Major John Canavan from Dorchester, Massachusetts, and recently returned from Guadalcanal, said that “Rose” could not get her story straight: “She was so wrong that the boys were vastly entertained. They began to look forward to her broadcasts for the laughs.” In the October 5, 1943, Charleston Gazette troops complained about scratchy, out-of-date records. Said one GI who had enjoyed Rose’s broadcasts, “She’s beginning to droop.” These comments were documented more than a month before Toguri’s first broadcast.  On November 13, 1943, Orphan Ann added her voice to the Tokyo Rose chorus.

Typically, Toguri would introduce her music with some teasing remarks that Cousens hoped would entertain Allied troops. “Hello there, Enemies! How’s tricks? This is Ann of Radio Tokyo, and we’re just going to begin our regular program of music, news, and The Zero Hour for our friends—I mean, our enemies! —in Australia and the South Pacific. So be on your guard, and mind the children don’t hear! All set? OK! Here’s the first blow to your morale—the Boston Pops playing ‘Strike Up the Band!” One of Orphan Ann’s ploys was to use the term “boneheads” when referring to Allied troops. Cousens told Ann that this was a teasing term used among troops in jocular conversations. Japanese censors had no way of knowing that the insulting-sounding word was actually Australian slang for “buddy.”

By the time Toguri began her broadcasts on Radio Tokyo the tide of the war had shifted towards the Allies. On May 7 and 8, 1942, the American Navy fought the Japanese to a standstill in the Battle of the Coral Sea. In early June, Japan and the United States fought one of history’s great naval battles—Midway. For three days, six months after the Japanese attack on Pearl Harbor,  two great armadas battled for control of the Central Pacific.  Fighting was fierce with neither side able to gain an advantage. The conflict swung the American way when two squadrons of American torpedo planes attacked the Japanese carrier force. Faulty torpedoes that would not detonate and lack of fighter support doomed the torpedo squadrons. Out of thirty American planes, only one survived.  But the Japanese were unable to get their carrier planes properly armed to defend against next attack. A wave of American dive bombers struck with devastating accuracy. Four aircraft carriers and one heavy cruiser were destroyed. It was a death blow to the Japanese navy.

Inexorably Allied forces island-hopped their way to their primary objective—the island of Saipan. From Saipan Japan was vulnerable to bomber attacks. In February 1943, after six months of fierce fighting, U. S. Marines secured Guadalcanal and its strategic airfield. While Marines battled eastward, Allied submarines decimated Japanese supply lines. Radio propaganda broadcasts that might have demoralized a losing side came across as a charade to victorious Allied troops.

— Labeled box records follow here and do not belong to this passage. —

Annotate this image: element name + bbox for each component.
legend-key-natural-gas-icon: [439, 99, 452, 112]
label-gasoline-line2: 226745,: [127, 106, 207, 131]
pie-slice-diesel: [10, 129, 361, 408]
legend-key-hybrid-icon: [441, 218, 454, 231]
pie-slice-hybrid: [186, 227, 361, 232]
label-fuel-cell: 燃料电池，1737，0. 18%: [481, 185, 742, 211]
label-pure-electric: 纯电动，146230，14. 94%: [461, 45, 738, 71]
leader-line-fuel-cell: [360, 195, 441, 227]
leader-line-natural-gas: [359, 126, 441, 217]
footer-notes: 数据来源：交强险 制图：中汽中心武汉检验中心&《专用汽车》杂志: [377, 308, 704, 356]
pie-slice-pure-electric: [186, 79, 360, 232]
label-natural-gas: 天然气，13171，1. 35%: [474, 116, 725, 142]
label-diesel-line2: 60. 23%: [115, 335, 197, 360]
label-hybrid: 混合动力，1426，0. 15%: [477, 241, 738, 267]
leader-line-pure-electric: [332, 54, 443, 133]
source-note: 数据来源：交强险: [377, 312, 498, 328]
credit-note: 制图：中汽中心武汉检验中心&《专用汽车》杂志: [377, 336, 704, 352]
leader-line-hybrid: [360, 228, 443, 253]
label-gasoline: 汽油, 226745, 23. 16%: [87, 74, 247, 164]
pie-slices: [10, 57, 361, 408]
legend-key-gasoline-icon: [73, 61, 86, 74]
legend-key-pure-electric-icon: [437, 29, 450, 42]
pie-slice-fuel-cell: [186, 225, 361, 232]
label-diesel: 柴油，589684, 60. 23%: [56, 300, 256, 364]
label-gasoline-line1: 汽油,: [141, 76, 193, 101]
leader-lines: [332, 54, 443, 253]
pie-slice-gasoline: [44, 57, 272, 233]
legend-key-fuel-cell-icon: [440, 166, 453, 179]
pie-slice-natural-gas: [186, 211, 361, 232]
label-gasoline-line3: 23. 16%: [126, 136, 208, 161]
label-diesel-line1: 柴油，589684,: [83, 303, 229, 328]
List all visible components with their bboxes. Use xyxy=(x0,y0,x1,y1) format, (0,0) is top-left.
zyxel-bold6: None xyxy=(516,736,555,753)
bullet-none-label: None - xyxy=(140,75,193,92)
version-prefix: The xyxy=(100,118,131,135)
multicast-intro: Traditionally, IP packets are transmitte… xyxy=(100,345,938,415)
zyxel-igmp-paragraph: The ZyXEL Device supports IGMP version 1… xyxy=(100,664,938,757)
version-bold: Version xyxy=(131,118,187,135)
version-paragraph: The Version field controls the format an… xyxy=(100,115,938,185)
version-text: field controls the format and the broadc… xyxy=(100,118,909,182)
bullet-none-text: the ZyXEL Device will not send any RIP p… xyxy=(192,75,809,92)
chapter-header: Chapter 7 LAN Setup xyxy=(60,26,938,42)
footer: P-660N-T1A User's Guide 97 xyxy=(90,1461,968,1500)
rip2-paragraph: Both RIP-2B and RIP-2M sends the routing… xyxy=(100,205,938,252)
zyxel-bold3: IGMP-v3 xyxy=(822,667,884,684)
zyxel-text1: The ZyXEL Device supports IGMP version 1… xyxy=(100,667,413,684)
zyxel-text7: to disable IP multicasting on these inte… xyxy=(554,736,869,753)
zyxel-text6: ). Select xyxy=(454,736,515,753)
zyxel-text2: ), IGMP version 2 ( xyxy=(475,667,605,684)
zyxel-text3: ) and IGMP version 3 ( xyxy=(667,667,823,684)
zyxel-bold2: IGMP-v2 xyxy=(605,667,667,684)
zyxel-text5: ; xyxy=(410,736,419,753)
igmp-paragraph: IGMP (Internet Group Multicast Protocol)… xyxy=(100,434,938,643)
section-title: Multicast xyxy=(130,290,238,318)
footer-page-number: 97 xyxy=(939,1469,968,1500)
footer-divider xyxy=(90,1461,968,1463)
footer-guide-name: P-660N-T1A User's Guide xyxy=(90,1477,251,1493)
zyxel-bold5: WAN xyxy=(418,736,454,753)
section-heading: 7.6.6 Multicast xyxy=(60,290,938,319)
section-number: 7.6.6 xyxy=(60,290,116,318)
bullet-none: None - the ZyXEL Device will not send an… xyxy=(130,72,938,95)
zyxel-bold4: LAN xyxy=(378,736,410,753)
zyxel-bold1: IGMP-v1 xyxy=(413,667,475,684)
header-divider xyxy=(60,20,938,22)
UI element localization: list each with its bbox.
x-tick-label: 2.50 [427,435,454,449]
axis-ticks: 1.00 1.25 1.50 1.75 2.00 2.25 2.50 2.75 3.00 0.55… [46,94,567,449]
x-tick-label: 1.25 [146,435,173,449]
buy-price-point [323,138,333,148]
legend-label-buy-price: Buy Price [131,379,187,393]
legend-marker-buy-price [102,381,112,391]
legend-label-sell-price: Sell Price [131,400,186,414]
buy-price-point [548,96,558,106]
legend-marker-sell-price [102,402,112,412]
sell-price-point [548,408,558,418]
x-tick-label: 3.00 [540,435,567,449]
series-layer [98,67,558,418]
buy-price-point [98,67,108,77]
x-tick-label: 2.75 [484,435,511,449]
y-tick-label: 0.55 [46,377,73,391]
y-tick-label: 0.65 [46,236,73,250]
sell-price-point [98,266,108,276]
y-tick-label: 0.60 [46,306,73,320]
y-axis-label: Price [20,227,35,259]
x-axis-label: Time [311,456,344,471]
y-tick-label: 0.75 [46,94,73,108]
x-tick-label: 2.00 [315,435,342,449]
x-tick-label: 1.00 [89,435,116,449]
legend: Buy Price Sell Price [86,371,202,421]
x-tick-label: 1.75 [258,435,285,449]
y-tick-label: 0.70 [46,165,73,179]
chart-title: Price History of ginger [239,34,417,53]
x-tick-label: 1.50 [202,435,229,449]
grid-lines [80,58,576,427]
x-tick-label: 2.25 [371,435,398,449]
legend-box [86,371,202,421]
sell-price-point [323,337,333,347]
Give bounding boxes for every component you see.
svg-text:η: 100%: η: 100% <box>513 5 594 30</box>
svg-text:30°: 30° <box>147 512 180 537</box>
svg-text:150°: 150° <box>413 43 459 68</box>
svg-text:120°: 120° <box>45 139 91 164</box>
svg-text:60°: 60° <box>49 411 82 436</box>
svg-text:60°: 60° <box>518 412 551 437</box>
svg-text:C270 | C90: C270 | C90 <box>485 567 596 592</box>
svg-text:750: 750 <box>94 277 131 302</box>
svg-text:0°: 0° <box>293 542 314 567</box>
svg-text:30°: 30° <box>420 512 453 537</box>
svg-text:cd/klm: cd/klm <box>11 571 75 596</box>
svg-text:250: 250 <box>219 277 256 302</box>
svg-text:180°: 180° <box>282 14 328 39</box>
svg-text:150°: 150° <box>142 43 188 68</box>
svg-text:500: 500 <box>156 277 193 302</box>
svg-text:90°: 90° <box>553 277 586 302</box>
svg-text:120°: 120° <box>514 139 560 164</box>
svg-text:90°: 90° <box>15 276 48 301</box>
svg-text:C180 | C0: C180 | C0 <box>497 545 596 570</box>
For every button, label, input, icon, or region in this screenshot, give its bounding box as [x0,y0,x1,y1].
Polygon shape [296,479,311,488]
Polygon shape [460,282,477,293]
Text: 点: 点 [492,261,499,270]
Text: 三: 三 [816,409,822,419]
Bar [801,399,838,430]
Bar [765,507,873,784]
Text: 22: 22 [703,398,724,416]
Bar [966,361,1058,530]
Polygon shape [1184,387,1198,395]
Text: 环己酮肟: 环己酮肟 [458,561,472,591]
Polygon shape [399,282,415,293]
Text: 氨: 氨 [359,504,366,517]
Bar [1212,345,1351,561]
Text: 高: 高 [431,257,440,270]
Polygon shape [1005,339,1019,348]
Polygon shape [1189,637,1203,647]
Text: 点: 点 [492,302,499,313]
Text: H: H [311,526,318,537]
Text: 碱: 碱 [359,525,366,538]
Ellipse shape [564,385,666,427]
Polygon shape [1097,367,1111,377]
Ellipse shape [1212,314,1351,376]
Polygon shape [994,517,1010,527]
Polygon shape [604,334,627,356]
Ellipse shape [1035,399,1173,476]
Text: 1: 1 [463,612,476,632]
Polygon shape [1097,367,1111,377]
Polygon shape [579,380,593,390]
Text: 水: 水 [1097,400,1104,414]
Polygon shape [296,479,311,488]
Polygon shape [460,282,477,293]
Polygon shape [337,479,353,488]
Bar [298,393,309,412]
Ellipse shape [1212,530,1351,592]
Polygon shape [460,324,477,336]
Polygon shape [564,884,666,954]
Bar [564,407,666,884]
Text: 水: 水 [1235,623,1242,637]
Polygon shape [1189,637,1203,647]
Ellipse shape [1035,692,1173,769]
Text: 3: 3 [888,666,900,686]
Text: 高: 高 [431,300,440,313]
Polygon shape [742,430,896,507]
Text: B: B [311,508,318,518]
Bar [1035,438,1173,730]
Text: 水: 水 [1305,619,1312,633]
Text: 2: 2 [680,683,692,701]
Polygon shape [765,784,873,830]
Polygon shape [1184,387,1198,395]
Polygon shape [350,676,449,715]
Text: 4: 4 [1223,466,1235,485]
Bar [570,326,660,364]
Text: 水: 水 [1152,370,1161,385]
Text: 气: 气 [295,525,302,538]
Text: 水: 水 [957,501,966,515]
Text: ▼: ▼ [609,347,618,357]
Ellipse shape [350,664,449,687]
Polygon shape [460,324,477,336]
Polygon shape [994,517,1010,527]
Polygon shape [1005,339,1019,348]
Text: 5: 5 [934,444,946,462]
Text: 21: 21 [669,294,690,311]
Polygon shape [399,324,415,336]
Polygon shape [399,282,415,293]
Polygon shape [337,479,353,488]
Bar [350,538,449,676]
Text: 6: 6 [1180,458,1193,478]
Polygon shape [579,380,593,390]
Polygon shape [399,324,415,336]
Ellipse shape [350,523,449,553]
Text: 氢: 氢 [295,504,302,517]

The August 2, 1944, Port Arthur News reported that Marines on Saipan favored Tokyo Rose over Bing Crosby although they felt slighted because they were not included in her “bonehead” list of Allied troops. The Cumberland Evening Times, on October 3, 1944, printed the banner headline “Tokyo Rose Broadcast Brings Hearty Laughs from Marines.” The article featured a letter written from Saipan from Pfc. Fred Theis to his parents.  “We like her music, and her attempts to make us homesick are funny.... Her broadcasts raise our morale.... Her inaccurate battle reports are a real laugh…. She said 50-60 planes raided Saipan about a week after we threw back their last desperate attack.”